Que debemos DESESTIMAR Y DESESTIMAMOS el recurso de suplicación interpuesto por la Sra. Letrado Dª. MARGARITA ABELLA GARCIA, en nombre y representación de Dª Amparo , contra la sentencia de fecha 20/10/06, dictada por el JUZGADO DE LO SOCIAL N. 2 de CACERES en sus autos número 432/2006, seguidos a instancia de la recurrente frente a UNION PROVINCIAL DE COMISIONES OBRERAS DE CACERES, parte representada por el Sr. Letrado D. JOSE BENITEZ DONOSO LOZANO, en reclamación por DESPIDO, y, en consecuencia, debemos CONFIRMAR Y CONFIRMAMOS la resolución de instancia.

Incorpórese el original de esta sentencia, por su orden, al Libro de Sentencias de esta Sala.

Expídanse certificaciones de esta sentencia para su unión a la pieza separada o rollo de suplicación, que se archivará en este Tribunal, y a los autos principales

Notifíquese la presente sentencia a las partes y a la Fiscalía de este Tribunal Superior de Justicia.

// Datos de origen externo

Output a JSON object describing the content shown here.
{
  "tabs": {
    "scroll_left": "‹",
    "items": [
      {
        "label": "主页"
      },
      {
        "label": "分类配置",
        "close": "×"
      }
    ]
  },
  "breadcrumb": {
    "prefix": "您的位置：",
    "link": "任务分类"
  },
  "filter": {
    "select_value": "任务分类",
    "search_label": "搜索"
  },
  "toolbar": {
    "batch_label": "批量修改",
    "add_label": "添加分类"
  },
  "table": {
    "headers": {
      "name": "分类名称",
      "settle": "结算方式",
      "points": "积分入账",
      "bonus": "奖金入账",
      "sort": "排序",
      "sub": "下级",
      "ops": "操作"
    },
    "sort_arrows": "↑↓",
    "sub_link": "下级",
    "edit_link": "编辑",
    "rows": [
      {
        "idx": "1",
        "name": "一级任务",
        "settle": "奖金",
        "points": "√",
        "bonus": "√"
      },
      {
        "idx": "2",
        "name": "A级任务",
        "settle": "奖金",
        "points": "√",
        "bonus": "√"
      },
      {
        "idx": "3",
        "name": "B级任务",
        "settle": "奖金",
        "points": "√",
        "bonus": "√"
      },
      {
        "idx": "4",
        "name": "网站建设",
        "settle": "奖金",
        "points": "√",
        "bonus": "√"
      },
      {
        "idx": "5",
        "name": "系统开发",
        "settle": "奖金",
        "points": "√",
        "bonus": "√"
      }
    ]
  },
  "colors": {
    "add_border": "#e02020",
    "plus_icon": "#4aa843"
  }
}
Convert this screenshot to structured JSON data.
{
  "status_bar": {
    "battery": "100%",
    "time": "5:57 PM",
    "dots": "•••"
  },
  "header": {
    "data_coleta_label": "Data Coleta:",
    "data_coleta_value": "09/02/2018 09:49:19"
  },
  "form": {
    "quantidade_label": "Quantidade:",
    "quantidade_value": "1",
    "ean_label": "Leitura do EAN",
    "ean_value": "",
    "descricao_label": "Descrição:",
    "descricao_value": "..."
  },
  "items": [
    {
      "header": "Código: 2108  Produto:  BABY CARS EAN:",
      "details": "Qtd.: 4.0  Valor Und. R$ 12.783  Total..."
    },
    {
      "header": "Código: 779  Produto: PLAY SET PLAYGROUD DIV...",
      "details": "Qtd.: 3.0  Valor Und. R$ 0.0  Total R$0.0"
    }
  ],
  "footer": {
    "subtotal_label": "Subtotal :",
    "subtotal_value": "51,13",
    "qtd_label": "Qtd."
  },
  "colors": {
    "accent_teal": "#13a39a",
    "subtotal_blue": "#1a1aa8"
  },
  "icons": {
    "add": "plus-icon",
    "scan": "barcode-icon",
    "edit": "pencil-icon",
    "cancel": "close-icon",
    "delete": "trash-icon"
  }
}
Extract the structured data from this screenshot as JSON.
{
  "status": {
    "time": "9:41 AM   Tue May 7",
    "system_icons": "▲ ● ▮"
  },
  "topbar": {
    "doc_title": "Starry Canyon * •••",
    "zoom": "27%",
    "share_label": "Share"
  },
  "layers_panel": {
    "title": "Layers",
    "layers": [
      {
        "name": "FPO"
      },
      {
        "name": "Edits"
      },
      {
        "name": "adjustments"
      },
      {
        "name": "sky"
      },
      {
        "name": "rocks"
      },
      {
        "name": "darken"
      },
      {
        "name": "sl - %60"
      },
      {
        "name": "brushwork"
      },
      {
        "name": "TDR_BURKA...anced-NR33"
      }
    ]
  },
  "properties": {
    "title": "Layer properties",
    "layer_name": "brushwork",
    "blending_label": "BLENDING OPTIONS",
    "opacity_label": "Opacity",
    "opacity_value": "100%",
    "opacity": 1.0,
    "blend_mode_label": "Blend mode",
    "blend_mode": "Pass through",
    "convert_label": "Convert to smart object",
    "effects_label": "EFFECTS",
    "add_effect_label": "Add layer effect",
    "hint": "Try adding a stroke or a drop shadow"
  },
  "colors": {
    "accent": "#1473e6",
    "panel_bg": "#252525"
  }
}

Hágaseles saber a los antedichos, sirviendo para ello esta misma orden, que contra la presente sentencia pueden, si a su derecho conviene, interponer recurso de casación para la unificación de la doctrina, previsto en los artículos 216 y siguientes de la Ley de Procedimiento Laboral , que ha de prepararse mediante escrito presentado ante esta Sala de lo Social dentro del improrrogable plazo de los diez días hábiles inmediatos siguientes a la fecha de notificación de esta sentencia de acuerdo con los establecido, más en concreto, en los artículos 219, 227 y 228 de la citada Ley . Asimismo se hace expresa advertencia a todo posible recurrente en casación para unificación de esta sentencia que no goce de la condición de trabajador o de causahabiente suyo o de beneficiario del Régimen Público de la Seguridad Social o del beneficio reconocido de justicia gratuita, y por lo que respecta a los dos últimos preceptos dichos (227 y 228 ), que el depósito de los 300 euros deberá ser efectuado ante la Sala Cuarta o de lo Social del Tribunal Supremo al tiempo de personarse ante ella y en su cuenta número 2410, abierta en el Banco Español de Crédito S.A. Oficina 1006, sucursal de la calle Barquillo nº 49, 28.004 Madrid, mientras que la consignación en metálico del importe de la condena eventualmente impuesta deberá acreditarse, cuando así proceda, por el recurrente que no goce del señalado beneficio de justicia gratuita ante esta Sala de lo Social al tiempo de preparar el recurso de casación para unificación citado, para lo cual deberá presentar en el tiempo dicho resguardo acreditativo de hacer efectuado la indicada consignación en la cuenta corriente "Código de cuenta del Juzgado 1131-TRIB. SUP. JUST. SALA SOCIAL CACERES, Código Entidad: 0030, Código Oficina: 5036, Banco: BANCO ESPAÑOL DE CRÉDITO S.A., Nombre: CACERES O.P., Dirección: AV. ESPAÑA, 27, C.P. 10001 CACERES", bajo la clave 66 y CUENTA EXPEDIENTE del Rollo de referencia, pudiéndose, en su caso, sustituir dicha consignación en metálico por el aseguramiento de dicha condena mediante el correspondiente aval bancario en el que, expresa y necesariamente, habrá de hacerse constar la responsabilidad solidaria de la entidad bancaria avalista, documento escrito de aval que deberá ser ratificado por persona con poder bastante para ello de la entidad bancaria avalista.

Una vez adquiera firmeza la presente sentencia, devuélvanse los autos originales, para su debida ejecución, al Juzgado de lo Social de su procedencia, dejando de ello debida nota en los Libros de esta Sala.

Así, por esta nuestra sentencia, lo pronunciamos, mandamos y firmamos.

PUBLICACIÓN

Publicada y leída fue la anterior sentencia en el día por el/la Ilmo/a. Sr/a. Magistrado Ponente en la Sala de Audiencias de este Tribunal. Doy fe.